LXXXII

As malas estavam prontas em um canto, e o Gato prontamente as estranhava, intrigado, tentando se aproximar, mas sem a coragem suficiente. Na verdade, Arlindo Orlando só arrumou as coisas todas por influência de Kátia, tendo em vista que só viajarão na sexta, tudo poderia ser resolvido na quinta mesmo – em cima da hora as coisas ficam sempre melhores, e tinha certeza de que só por ter arrumado tudo, por antecipação, faltaria algo.
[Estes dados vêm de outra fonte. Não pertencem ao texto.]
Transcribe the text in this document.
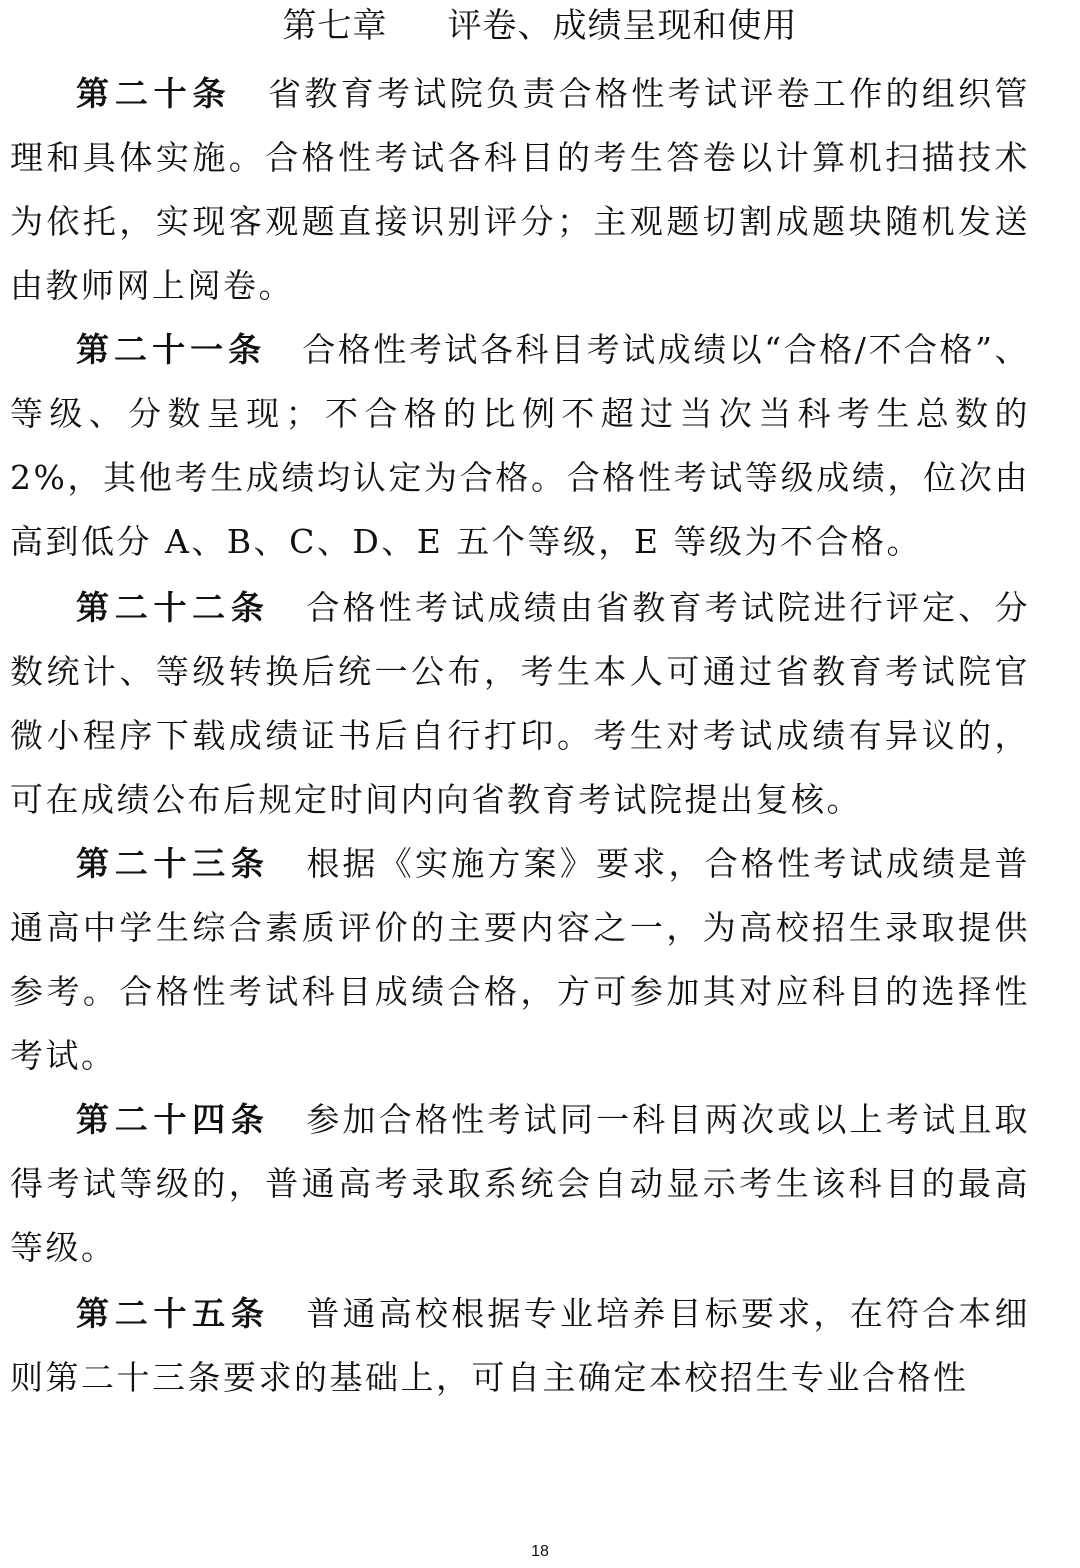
第七章 评卷、成绩呈现和使用

第二十条 省教育考试院负责合格性考试评卷工作的组织管理和具体实施。合格性考试各科目的考生答卷以计算机扫描技术为依托，实现客观题直接识别评分；主观题切割成题块随机发送由教师网上阅卷。

第二十一条 合格性考试各科目考试成绩以“合格/不合格”、等级、分数呈现；不合格的比例不超过当次当科考生总数的 2%，其他考生成绩均认定为合格。合格性考试等级成绩，位次由高到低分 A、B、C、D、E 五个等级，E 等级为不合格。

第二十二条 合格性考试成绩由省教育考试院进行评定、分数统计、等级转换后统一公布，考生本人可通过省教育考试院官微小程序下载成绩证书后自行打印。考生对考试成绩有异议的，可在成绩公布后规定时间内向省教育考试院提出复核。

第二十三条 根据《实施方案》要求，合格性考试成绩是普通高中学生综合素质评价的主要内容之一，为高校招生录取提供参考。合格性考试科目成绩合格，方可参加其对应科目的选择性考试。

第二十四条 参加合格性考试同一科目两次或以上考试且取得考试等级的，普通高考录取系统会自动显示考生该科目的最高等级。

第二十五条 普通高校根据专业培养目标要求，在符合本细则第二十三条要求的基础上，可自主确定本校招生专业合格性

18
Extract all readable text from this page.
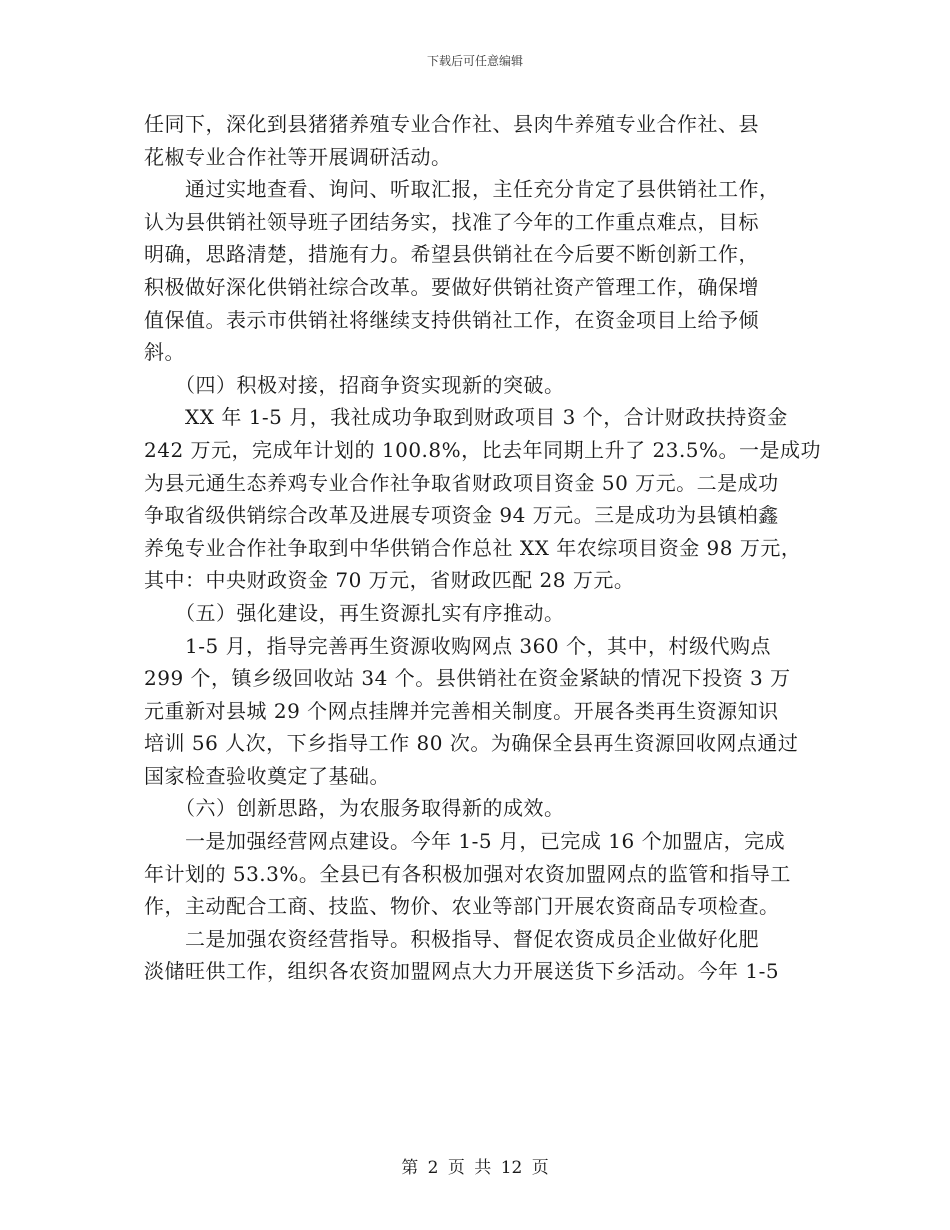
下载后可任意编辑
任同下，深化到县猪猪养殖专业合作社、县肉牛养殖专业合作社、县
花椒专业合作社等开展调研活动。
　　通过实地查看、询问、听取汇报，主任充分肯定了县供销社工作，
认为县供销社领导班子团结务实，找准了今年的工作重点难点，目标
明确，思路清楚，措施有力。希望县供销社在今后要不断创新工作，
积极做好深化供销社综合改革。要做好供销社资产管理工作，确保增
值保值。表示市供销社将继续支持供销社工作，在资金项目上给予倾
斜。
　　（四）积极对接，招商争资实现新的突破。
　　XX 年 1-5 月，我社成功争取到财政项目 3 个，合计财政扶持资金
242 万元，完成年计划的 100.8%，比去年同期上升了 23.5%。一是成功
为县元通生态养鸡专业合作社争取省财政项目资金 50 万元。二是成功
争取省级供销综合改革及进展专项资金 94 万元。三是成功为县镇柏鑫
养兔专业合作社争取到中华供销合作总社 XX 年农综项目资金 98 万元，
其中：中央财政资金 70 万元，省财政匹配 28 万元。
　　（五）强化建设，再生资源扎实有序推动。
　　1-5 月，指导完善再生资源收购网点 360 个，其中，村级代购点
299 个，镇乡级回收站 34 个。县供销社在资金紧缺的情况下投资 3 万
元重新对县城 29 个网点挂牌并完善相关制度。开展各类再生资源知识
培训 56 人次，下乡指导工作 80 次。为确保全县再生资源回收网点通过
国家检查验收奠定了基础。
　　（六）创新思路，为农服务取得新的成效。
　　一是加强经营网点建设。今年 1-5 月，已完成 16 个加盟店，完成
年计划的 53.3%。全县已有各积极加强对农资加盟网点的监管和指导工
作，主动配合工商、技监、物价、农业等部门开展农资商品专项检查。
　　二是加强农资经营指导。积极指导、督促农资成员企业做好化肥
淡储旺供工作，组织各农资加盟网点大力开展送货下乡活动。今年 1-5
第 2 页 共 12 页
Malas não trazem boas lembranças a Arlindo Orlando, há alguns anos. Fazem lembrar de quando ainda não vivia ali, naquele mesmo prédio de tantos tempos, na solidão povoada que significava aquele pequeno microcosmos da Nascimento Silva. De quando era ele em uma versão tão diferente, um Arlindo Orlando muitos passos atrás, aprendendo a caminhar em terrenos que talvez ainda hoje não saiba caminhar.  Terrenos daquelas meninas, espertas, sempre dispostas a provar que eram imprevisíveis, que se agarravam àquele pai pouco ortodoxo, em brincadeiras, como quem se distrai com um amigo pouco mais crescido – e hoje se espalhavam em lugares distantes, tão casadas e quase-mães. E era o terreno daquela outra menina, tão adulta, que lhe ensinou tantos truques, artimanhas, e que era capaz da mágica de multiplicar coisas não multiplicáveis, mas que não quis mais jogar no melhor da brincadeira.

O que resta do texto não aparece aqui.